|
|||
Предисловие 20 страница46 Но падуанцы вскорости нальют Другой воды в Виченцское болото, Затем что долг народы не блюдут.[1329]
49 А там, где в Силе впал Каньян,[1330] есть кто‑то, Владычащий с подъятой головой, Кому уже готовятся тенета.
52 И Фельтро оросит еще слезой Грех мерзостного пастыря,[1331] столь черный, Что в Мальту[1332] не вступали за такой.
56 Под кровь феррарцев нужен чан просторный, И взвешивая, сколько унций в ней, Устал бы, верно, весовщик упорный,
58 Когда свой дар любезный иерей Преподнесет как честный враг крамолы; Но этим там не удивишь людей.
61 Вверху есть зеркала (для вас – Престолы),[1333] Откуда блещет нам судящий бог; И эти наши истины глаголы».
64 Она умолкла; и я видеть мог, Что мысль она к другому обратила, Затем что прежний круг ее увлек.
67 Другая радость,[1334] чье величье было Мне ведомо, всплыла, озарена, Как лал, в который солнце луч вонзило.
70 Вверху[1335] весельем яркость рождена, Как здесь – улыбка; а внизу мрачнеет Тем больше тень, чем больше мысль грустна.
73 «Бог видит все, твое в нем зренье реет, – Я молвил, – дух блаженный, и ничья Мысль у тебя себя украсть не смеет.
76 Так что ж твой голос, небо напоя Среди святых огней,[1336] чей хор кружится, В шести крылах обличия тая,
79 Не даст моим желаньям утолиться? Я упредить вопрос твой был бы рад, Когда б, как ты в меня, в тебя мог влиться».
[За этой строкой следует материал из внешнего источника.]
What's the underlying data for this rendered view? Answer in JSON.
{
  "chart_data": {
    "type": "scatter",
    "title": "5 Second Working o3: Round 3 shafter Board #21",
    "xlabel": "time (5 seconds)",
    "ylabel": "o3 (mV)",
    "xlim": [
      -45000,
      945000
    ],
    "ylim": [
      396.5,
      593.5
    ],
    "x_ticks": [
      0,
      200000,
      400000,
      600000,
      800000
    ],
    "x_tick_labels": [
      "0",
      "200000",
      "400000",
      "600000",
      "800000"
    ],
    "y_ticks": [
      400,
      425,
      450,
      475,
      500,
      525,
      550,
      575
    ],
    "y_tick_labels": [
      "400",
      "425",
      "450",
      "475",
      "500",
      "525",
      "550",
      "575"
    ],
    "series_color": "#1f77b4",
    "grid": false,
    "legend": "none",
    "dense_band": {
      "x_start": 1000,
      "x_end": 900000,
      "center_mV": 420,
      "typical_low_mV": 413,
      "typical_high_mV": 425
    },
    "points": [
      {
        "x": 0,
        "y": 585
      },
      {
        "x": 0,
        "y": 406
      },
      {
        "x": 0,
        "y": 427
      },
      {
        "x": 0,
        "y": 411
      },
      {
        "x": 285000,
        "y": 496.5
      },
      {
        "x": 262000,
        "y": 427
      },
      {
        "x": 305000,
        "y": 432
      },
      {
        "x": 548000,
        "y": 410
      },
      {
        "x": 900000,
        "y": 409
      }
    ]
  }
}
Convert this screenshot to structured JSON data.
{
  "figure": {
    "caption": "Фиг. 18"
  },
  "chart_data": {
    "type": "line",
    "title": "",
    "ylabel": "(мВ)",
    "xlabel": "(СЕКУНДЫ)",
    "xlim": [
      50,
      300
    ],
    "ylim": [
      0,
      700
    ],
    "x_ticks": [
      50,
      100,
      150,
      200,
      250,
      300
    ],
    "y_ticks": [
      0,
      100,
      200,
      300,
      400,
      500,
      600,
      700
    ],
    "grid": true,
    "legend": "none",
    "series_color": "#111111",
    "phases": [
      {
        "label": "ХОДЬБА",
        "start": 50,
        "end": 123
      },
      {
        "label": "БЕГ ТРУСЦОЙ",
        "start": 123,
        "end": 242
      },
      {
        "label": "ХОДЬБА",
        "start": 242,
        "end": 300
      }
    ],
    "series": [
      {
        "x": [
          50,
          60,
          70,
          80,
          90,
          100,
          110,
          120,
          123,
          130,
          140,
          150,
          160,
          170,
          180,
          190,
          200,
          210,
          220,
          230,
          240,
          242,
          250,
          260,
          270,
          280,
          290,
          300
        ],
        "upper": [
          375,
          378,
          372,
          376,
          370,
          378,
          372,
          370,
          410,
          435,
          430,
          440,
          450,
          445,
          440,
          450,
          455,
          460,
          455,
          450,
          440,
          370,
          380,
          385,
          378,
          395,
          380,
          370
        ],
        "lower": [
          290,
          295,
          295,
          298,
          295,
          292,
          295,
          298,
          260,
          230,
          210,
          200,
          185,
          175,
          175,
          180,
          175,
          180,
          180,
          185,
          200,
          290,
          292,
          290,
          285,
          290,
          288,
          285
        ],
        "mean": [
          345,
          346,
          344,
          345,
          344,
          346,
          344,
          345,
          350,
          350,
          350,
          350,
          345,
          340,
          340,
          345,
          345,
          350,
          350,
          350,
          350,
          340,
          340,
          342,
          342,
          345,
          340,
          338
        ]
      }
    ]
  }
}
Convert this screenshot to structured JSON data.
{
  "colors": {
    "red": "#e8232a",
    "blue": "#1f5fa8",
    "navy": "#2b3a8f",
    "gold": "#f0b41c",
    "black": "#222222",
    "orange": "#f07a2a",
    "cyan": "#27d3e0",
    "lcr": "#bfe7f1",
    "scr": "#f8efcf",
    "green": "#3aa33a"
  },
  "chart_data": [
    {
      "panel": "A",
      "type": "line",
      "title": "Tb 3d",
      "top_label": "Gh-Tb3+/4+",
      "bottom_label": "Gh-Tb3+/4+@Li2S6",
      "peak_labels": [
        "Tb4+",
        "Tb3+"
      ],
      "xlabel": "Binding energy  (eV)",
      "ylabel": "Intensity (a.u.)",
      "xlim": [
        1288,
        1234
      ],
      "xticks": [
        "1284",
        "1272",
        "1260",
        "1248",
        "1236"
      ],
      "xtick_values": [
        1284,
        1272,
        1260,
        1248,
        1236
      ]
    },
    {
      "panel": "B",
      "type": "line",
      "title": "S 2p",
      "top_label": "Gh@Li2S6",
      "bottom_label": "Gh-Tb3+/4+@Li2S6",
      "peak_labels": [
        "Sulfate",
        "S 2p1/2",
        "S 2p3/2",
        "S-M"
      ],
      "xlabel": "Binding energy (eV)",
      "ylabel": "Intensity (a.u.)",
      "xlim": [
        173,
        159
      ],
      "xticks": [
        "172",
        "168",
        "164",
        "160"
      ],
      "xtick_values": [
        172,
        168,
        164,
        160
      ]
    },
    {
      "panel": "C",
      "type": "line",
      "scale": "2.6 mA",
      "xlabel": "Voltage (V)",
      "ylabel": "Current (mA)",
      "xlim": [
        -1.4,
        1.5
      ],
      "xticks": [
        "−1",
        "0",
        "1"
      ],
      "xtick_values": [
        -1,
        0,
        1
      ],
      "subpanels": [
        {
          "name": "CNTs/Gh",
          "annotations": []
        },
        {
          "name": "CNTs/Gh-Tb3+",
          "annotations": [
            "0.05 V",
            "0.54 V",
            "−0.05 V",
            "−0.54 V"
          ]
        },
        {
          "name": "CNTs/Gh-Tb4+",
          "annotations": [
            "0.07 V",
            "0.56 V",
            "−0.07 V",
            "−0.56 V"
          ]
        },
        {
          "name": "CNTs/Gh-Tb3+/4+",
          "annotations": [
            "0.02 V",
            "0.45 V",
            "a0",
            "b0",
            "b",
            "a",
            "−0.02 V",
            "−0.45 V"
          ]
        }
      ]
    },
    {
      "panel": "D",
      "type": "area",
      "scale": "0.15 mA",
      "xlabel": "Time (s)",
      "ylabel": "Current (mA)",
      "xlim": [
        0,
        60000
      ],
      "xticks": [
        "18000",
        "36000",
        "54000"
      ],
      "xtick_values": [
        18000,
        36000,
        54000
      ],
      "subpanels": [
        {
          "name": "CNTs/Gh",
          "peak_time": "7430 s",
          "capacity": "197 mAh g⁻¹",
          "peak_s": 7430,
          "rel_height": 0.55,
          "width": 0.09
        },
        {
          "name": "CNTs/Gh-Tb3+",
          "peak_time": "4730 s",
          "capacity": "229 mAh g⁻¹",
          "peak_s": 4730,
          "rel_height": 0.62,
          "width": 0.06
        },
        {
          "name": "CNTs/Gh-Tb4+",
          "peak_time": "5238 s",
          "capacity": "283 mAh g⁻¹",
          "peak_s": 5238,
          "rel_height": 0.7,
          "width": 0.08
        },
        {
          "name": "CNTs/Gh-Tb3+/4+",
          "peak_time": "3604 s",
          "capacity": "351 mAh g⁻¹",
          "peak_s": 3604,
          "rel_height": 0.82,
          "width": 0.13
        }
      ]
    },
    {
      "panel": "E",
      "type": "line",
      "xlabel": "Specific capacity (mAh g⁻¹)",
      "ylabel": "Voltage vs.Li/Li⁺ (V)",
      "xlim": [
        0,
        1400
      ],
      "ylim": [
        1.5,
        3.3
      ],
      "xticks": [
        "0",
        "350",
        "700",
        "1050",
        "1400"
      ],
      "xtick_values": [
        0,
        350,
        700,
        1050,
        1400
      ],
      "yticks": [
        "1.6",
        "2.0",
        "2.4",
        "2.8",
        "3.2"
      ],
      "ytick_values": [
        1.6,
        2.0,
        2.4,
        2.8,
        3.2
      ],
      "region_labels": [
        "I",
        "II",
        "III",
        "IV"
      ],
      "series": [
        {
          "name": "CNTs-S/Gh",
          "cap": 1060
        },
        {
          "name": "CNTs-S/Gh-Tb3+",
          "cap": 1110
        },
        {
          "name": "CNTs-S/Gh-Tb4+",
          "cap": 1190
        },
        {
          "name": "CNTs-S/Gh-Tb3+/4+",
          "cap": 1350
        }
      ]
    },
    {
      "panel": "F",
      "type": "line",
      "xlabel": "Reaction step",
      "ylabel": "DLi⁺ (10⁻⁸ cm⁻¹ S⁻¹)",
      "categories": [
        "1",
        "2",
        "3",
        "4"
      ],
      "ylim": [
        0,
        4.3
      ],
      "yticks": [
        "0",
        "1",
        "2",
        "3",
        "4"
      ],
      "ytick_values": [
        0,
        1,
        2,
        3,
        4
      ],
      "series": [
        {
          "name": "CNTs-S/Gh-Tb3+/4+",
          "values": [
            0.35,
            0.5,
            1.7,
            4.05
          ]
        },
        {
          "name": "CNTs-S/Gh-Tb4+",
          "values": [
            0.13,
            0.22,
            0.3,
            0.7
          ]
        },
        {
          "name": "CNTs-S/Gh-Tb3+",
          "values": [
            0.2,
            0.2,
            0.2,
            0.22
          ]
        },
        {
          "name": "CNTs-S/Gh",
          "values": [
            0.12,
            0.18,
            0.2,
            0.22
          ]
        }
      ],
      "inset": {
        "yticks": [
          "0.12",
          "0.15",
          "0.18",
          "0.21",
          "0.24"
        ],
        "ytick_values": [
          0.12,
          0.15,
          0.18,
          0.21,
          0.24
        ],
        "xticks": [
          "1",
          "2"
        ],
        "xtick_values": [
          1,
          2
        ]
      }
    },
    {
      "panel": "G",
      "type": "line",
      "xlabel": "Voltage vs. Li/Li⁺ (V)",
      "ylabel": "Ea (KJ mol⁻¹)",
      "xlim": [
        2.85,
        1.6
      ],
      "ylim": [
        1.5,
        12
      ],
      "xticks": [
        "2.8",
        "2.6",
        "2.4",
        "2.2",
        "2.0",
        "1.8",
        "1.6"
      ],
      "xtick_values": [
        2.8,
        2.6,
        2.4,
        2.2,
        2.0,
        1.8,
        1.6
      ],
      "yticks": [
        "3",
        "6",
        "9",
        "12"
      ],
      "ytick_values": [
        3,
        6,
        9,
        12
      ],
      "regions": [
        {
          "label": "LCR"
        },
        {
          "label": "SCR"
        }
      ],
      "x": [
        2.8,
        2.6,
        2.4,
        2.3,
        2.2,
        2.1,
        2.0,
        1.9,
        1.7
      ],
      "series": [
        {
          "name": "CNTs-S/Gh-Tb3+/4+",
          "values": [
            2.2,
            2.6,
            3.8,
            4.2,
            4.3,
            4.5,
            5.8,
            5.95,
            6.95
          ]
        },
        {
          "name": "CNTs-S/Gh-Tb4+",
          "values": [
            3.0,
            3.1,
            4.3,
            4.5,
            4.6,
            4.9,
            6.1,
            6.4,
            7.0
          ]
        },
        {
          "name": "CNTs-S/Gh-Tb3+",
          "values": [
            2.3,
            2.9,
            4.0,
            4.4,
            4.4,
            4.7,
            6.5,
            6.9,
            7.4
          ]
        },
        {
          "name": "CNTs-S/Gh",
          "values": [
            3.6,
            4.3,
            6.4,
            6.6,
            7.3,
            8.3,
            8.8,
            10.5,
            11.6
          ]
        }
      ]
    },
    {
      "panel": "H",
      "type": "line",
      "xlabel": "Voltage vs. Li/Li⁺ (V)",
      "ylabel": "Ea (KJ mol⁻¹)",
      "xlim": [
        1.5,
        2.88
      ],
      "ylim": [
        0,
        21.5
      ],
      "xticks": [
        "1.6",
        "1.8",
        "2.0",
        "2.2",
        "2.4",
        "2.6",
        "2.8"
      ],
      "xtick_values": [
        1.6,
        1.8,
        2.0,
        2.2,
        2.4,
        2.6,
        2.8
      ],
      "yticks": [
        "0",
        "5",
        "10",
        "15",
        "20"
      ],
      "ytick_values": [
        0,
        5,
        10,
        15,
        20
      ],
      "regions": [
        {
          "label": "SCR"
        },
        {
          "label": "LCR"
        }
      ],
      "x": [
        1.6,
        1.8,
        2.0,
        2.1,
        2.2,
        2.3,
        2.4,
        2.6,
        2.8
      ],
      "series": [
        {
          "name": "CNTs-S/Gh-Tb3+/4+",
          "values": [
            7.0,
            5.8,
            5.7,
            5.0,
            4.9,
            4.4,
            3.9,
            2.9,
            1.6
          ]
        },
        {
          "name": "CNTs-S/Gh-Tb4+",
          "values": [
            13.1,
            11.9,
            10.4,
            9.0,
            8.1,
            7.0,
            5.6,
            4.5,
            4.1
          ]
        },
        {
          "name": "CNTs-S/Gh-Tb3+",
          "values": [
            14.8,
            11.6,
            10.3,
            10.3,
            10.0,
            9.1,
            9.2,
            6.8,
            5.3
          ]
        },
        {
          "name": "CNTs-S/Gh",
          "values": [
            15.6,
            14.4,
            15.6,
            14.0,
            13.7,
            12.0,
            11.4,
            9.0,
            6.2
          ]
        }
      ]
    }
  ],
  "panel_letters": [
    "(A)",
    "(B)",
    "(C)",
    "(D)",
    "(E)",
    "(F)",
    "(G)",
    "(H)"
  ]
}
82 «Крупнейший дол,[1337] где волны бег свой мчат, – Так отвечал он, – устремясь широко Из моря, землю взявшего в обхват,
85 Меж розных берегов настоль глубоко Уходит к солнцу, что, где прежде был Край неба, там круг полдня видит око.
88 Я на прибрежье между Эбро жил[1338] И Магрою, чей ток, уже у ската, От Генуи Тоскану отделил.
91 Близки часы восхода и заката В Буджее и в отечестве моем,[1339] Согревшем кровью свой залив когда‑то.[1340]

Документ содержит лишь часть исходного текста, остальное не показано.